L' Organizzazione di Vicchio del Mugello condanna con forza il gravissimo licenziamento di Gabriele Sarti, dipendente della cooperativa ATI, che opera nella raccolta differenziata dei rifiuti nei comuni di Borgo San Lorenzo e Scarperia e San Piero per conto di ALIA, concessionaria del servizio.
Il licenziamento del lavoratore è scattato perché sarebbe colpevole, secondo la cooperativa, di aver reso danno all'immagine e al decoro aziendale per aver reso pubblico attraverso il giornale online “Il filo del Mugello” le condizioni nelle quali sono costretti a lavorare lui e i suoi colleghi, in questa emergenza dal coronavirus, senza protezioni come guanti, mascherine, disinfettanti e prodotti per l'igiene, con uno spogliatoio angusto per i trenta lavoratori e con mezzi mai sanificati e senza il rispetto delle distanze minime di sicurezza a bordo di essi.
Per di più Gabriele al quale esprimiamo tutta la nostra solidarietà militante, è anche sindacalista CGIL rappresentante dei lavoratori nella cooperativa.
Oltre a essere un attacco al diritto alla salute dei lavoratori, si tratta di un attacco ai diritti sindacali che non può essere assolutamente tollerato dal movimento sindacale e operaio mugellano, che hanno solo da perdere se passano questi tipi di licenziamenti. Ecco perché occorre attivarsi e mobilitarsi, come forze sindacali, politiche, sociali, religiose, per l'immediato e pieno reintegro di Gabriele nelle sue funzioni lavorative e in piena sicurezza sanitaria.
Se si è arrivati al licenziamento di un lavoratore che si è attivato in difesa della salute dei lavoratori è perché impera la deregolamentazione del mercato del lavoro voluta in questi anni dai governi sia di “centro-destra” sia di “centro-sinistra”, compreso l'attuale governo del trasformista e liberale e sempre più presidenzialista Conte, con i suoi frutti amari come l'abolizione dell'articolo 18 dello Statuto dei lavoratori attuata dal Jobs act di Renzi.
Nei servizi pubblici come la raccolta rifiuti non devono presentarsi situazioni di questo genere, dove nuovi “padroni delle ferriere” fanno lavorare in condizioni igieniche ottocentesche, senza le più elementari libertà e agibilità sindacali, badando solo al profitto.
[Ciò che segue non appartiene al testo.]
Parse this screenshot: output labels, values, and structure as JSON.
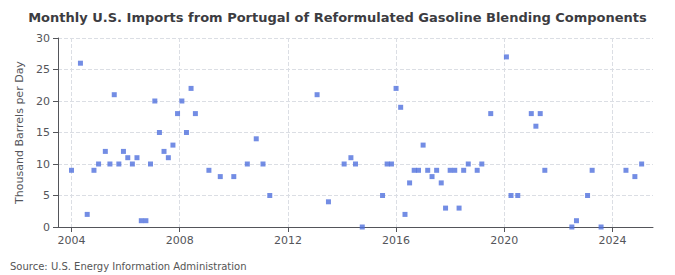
{
  "chart_data": {
    "type": "scatter",
    "title": "Monthly U.S. Imports from Portugal of Reformulated Gasoline Blending Components",
    "ylabel": "Thousand Barrels per Day",
    "annotations": [
      "Source: U.S. Energy Information Administration"
    ],
    "marker": "square",
    "grid": true,
    "xlim": [
      2003.5,
      2025.5
    ],
    "xticks": [
      2004,
      2008,
      2012,
      2016,
      2020,
      2024
    ],
    "ylim": [
      0,
      30
    ],
    "yticks": [
      0,
      5,
      10,
      15,
      20,
      25,
      30
    ],
    "x": [
      2004.0,
      2004.33,
      2004.58,
      2004.83,
      2005.0,
      2005.25,
      2005.42,
      2005.58,
      2005.75,
      2005.92,
      2006.08,
      2006.25,
      2006.42,
      2006.58,
      2006.75,
      2006.92,
      2007.08,
      2007.25,
      2007.42,
      2007.58,
      2007.75,
      2007.92,
      2008.08,
      2008.25,
      2008.42,
      2008.58,
      2009.08,
      2009.5,
      2010.0,
      2010.5,
      2010.83,
      2011.08,
      2011.33,
      2013.08,
      2013.5,
      2014.08,
      2014.33,
      2014.5,
      2014.75,
      2015.5,
      2015.67,
      2015.83,
      2016.0,
      2016.17,
      2016.33,
      2016.5,
      2016.67,
      2016.83,
      2017.0,
      2017.17,
      2017.33,
      2017.5,
      2017.67,
      2017.83,
      2018.0,
      2018.17,
      2018.33,
      2018.5,
      2018.67,
      2019.0,
      2019.17,
      2019.5,
      2020.08,
      2020.25,
      2020.5,
      2021.0,
      2021.17,
      2021.33,
      2021.5,
      2022.5,
      2022.67,
      2023.08,
      2023.25,
      2023.58,
      2024.5,
      2024.83,
      2025.08
    ],
    "values": [
      9,
      26,
      2,
      9,
      10,
      12,
      10,
      21,
      10,
      12,
      11,
      10,
      11,
      1,
      1,
      10,
      20,
      15,
      12,
      11,
      13,
      18,
      20,
      15,
      22,
      18,
      9,
      8,
      8,
      10,
      14,
      10,
      5,
      21,
      4,
      10,
      11,
      10,
      0,
      5,
      10,
      10,
      22,
      19,
      2,
      7,
      9,
      9,
      13,
      9,
      8,
      9,
      7,
      3,
      9,
      9,
      3,
      9,
      10,
      9,
      10,
      18,
      27,
      5,
      5,
      18,
      16,
      18,
      9,
      0,
      1,
      5,
      9,
      0,
      9,
      8,
      10
    ]
  }
}
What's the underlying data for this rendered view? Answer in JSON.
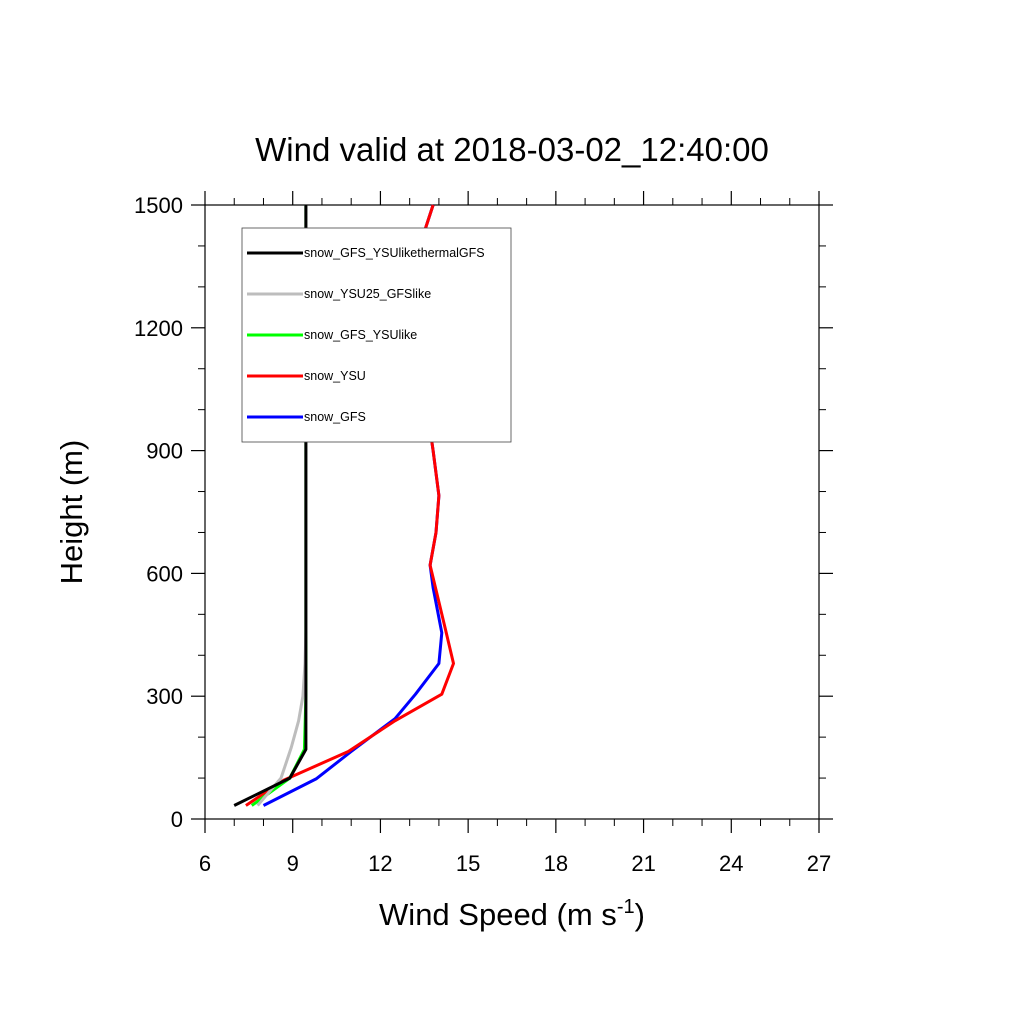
{
  "chart_data": {
    "type": "line",
    "title": "Wind valid at 2018-03-02_12:40:00",
    "xlabel": "Wind Speed (m s",
    "xlabel_superscript": "-1",
    "xlabel_suffix": ")",
    "ylabel": "Height (m)",
    "xlim": [
      6,
      27
    ],
    "ylim": [
      0,
      1500
    ],
    "xticks": [
      6,
      9,
      12,
      15,
      18,
      21,
      24,
      27
    ],
    "yticks": [
      0,
      300,
      600,
      900,
      1200,
      1500
    ],
    "grid": false,
    "legend_position": "top-left",
    "series": [
      {
        "name": "snow_GFS",
        "color": "#0000ff",
        "points": [
          [
            8.0,
            33
          ],
          [
            9.8,
            98
          ],
          [
            11.0,
            165
          ],
          [
            12.5,
            245
          ],
          [
            13.2,
            305
          ],
          [
            14.0,
            380
          ],
          [
            14.1,
            455
          ],
          [
            13.8,
            565
          ],
          [
            13.7,
            620
          ],
          [
            13.9,
            700
          ],
          [
            14.0,
            790
          ],
          [
            13.8,
            900
          ],
          [
            13.5,
            1050
          ],
          [
            13.1,
            1170
          ],
          [
            13.0,
            1290
          ],
          [
            13.3,
            1390
          ],
          [
            13.8,
            1500
          ]
        ]
      },
      {
        "name": "snow_YSU",
        "color": "#ff0000",
        "points": [
          [
            7.4,
            33
          ],
          [
            8.7,
            95
          ],
          [
            10.9,
            165
          ],
          [
            12.5,
            240
          ],
          [
            14.1,
            305
          ],
          [
            14.5,
            380
          ],
          [
            14.2,
            470
          ],
          [
            13.9,
            560
          ],
          [
            13.7,
            620
          ],
          [
            13.9,
            700
          ],
          [
            14.0,
            790
          ],
          [
            13.8,
            900
          ],
          [
            13.5,
            1050
          ],
          [
            13.1,
            1170
          ],
          [
            13.0,
            1290
          ],
          [
            13.3,
            1390
          ],
          [
            13.8,
            1500
          ]
        ]
      },
      {
        "name": "snow_GFS_YSUlike",
        "color": "#00ff00",
        "points": [
          [
            7.6,
            33
          ],
          [
            8.9,
            100
          ],
          [
            9.4,
            170
          ],
          [
            9.45,
            300
          ],
          [
            9.45,
            450
          ],
          [
            9.45,
            700
          ],
          [
            9.45,
            1000
          ],
          [
            9.45,
            1300
          ],
          [
            9.45,
            1500
          ]
        ]
      },
      {
        "name": "snow_YSU25_GFSlike",
        "color": "#bdbdbd",
        "points": [
          [
            7.8,
            33
          ],
          [
            8.6,
            100
          ],
          [
            8.95,
            175
          ],
          [
            9.2,
            240
          ],
          [
            9.35,
            300
          ],
          [
            9.42,
            380
          ],
          [
            9.45,
            460
          ],
          [
            9.45,
            700
          ],
          [
            9.45,
            1000
          ],
          [
            9.45,
            1300
          ],
          [
            9.45,
            1500
          ]
        ]
      },
      {
        "name": "snow_GFS_YSUlikethermalGFS",
        "color": "#000000",
        "points": [
          [
            7.0,
            33
          ],
          [
            8.9,
            100
          ],
          [
            9.45,
            170
          ],
          [
            9.45,
            300
          ],
          [
            9.45,
            450
          ],
          [
            9.45,
            700
          ],
          [
            9.45,
            1000
          ],
          [
            9.45,
            1300
          ],
          [
            9.45,
            1500
          ]
        ]
      }
    ],
    "legend_order": [
      "snow_GFS_YSUlikethermalGFS",
      "snow_YSU25_GFSlike",
      "snow_GFS_YSUlike",
      "snow_YSU",
      "snow_GFS"
    ]
  }
}
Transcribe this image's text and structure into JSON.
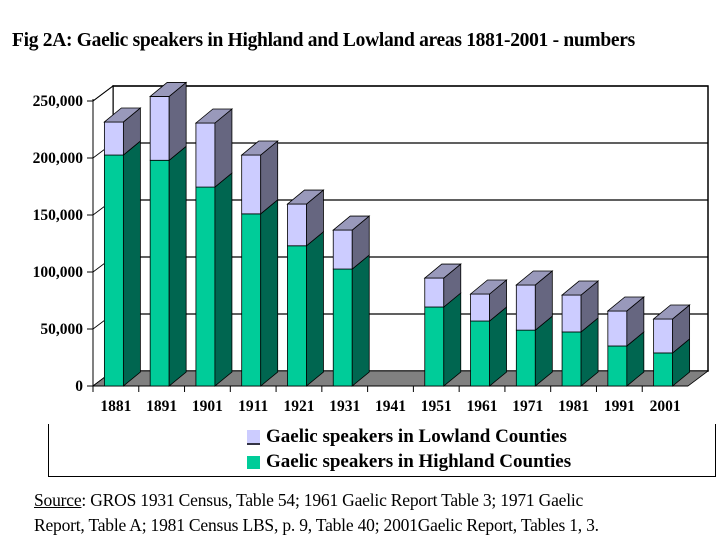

Giacché questa è la natura del privato, occorre subito cancellare l'esternalizzazione della raccolta differenziata dei rifiuti nei comuni, salvaguardando l' occupazione dei lavoratori impiegati. E noi ci auguriamo che la vicenda sanitaria del coronavirus abbia insegnato qualcosa in fatto d' importanza dei servizi pubblici. alle giunte comunali e ai sindaci mugellani, in buona parte di “centro-sinistra”.
I quali sindaci, tanto solerti nel bacchettare quando qualcuno mette un piede fuori casa (come se l'attuale emergenza sanitaria fosse determinata dall'irresponsabilità della popolazione e non dallo sfascio della sanità pubblica), ci attendiamo che coerentemente si attivino con una forte presa di posizione nel difendere Gabriele Sarti che ha con coraggio difeso il sacrosanto diritto alla salute dei lavoratori nell'emergenza coronavirus in un settore le cui funzioni operative dipendono dai comuni stessi, respingano questo infame licenziamento e pretendano il pieno reintegro nel suo posto di lavoro.

Organizzazione di Vicchio del Mugello del PMLI
 
Vicchio, 10 aprile 2020
 

Il giornale on line Ok Mugello ha rilanciato questo comunicato stampa, pubblicandolo integralmente.